Maker: As MKR sees ‘Cup-and-Handle’, watch out for THESE resistance levels
The cryptocurrency market is abuzz with the news of Maker (MKR) breaking a long-term downtrend and surging in value. Ethereum’s recent rally has sparked speculation that MKR could be poised to follow suit, potentially targeting $5,000 in the near future.
MKR’s impressive performance was further validated by the emergence of a bullish cup-and-handle pattern on its chart, which analysts believe may signal an upward trajectory for the token. However, as the crypto market is known for its volatility, investors are urged to remain cautious and watch out for key resistance levels that could impede MKR’s ascent.
Currently trading at $1,746, MKR will need to surpass the psychological barrier of $2,200 in order to unlock the potential for further growth. Any attempts by MKR to break through this level may be met with stiff resistance, potentially leading to a pause in its upward momentum.

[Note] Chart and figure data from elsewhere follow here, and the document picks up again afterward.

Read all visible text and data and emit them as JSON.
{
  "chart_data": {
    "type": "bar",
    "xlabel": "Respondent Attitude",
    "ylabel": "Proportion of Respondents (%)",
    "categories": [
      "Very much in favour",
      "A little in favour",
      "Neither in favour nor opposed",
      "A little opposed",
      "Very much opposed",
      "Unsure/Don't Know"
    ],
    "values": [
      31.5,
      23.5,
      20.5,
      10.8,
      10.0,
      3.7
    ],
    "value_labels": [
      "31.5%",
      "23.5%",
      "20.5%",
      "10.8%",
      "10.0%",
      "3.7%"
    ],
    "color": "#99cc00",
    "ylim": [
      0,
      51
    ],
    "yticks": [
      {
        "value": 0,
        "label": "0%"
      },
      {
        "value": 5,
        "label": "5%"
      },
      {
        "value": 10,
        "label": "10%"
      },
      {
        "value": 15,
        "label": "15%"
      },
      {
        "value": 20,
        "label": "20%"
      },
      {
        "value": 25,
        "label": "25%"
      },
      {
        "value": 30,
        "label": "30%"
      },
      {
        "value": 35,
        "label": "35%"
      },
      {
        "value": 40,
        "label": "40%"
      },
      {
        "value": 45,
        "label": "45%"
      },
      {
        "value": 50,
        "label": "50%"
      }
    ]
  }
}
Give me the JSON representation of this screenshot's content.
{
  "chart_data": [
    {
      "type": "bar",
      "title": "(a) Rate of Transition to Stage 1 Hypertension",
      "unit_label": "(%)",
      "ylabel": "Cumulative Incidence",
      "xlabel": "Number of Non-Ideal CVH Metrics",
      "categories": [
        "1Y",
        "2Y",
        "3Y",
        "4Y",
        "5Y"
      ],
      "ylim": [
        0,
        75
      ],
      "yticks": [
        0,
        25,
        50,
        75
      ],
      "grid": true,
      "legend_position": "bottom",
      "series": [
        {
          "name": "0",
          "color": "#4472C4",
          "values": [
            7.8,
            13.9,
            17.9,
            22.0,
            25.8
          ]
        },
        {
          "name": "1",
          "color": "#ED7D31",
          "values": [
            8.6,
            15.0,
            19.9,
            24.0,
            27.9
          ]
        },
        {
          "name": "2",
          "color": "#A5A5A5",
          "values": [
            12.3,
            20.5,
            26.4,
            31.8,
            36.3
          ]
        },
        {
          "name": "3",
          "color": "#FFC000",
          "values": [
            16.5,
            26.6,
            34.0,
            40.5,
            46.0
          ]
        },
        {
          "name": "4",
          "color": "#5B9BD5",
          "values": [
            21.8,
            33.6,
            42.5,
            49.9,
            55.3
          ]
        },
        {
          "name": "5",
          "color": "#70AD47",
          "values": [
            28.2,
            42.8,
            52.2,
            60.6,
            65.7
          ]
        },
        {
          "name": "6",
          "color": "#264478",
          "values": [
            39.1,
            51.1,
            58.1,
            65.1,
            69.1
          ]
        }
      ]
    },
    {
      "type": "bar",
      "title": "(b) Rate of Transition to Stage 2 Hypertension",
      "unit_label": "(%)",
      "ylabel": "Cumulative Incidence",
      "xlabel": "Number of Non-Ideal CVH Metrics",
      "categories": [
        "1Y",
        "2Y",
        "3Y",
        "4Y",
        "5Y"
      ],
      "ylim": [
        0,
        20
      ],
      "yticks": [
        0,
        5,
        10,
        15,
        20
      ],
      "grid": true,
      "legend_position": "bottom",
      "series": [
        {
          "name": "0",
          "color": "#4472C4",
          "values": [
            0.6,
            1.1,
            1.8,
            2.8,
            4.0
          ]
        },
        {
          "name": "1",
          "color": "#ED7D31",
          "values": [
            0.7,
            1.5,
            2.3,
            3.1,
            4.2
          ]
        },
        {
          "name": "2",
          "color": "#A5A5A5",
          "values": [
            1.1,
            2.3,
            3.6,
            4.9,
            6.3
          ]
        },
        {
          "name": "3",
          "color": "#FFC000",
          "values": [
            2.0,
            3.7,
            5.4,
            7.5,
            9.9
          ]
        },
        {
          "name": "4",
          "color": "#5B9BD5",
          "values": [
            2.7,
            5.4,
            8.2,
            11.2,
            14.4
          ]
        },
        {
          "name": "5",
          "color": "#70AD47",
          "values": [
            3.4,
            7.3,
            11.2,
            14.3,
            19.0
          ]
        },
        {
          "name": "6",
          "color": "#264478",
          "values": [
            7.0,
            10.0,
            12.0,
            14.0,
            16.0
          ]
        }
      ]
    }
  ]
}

Furthermore, analysts have identified key resistance levels at $3,800 and a possible high of $4,400. In order to reach these targets, MKR will need to overcome several significant hurdles along the way, including reclaiming the 200-day moving average ($1,919). Failure to do so could see the token retest its recent support levels near $1,500.
Despite some concerns over reduced futures market activity for MKR, traders are still optimistic about the token’s prospects. This sentiment is fueled by an ongoing surge in trading volume, which has increased by a staggering 41.59% in recent days.
Additionally, it appears that long-term holder confidence remains high, with 62% of holders currently sitting on profit and a notable 84% classified as long-term investors holding MKR for over a year.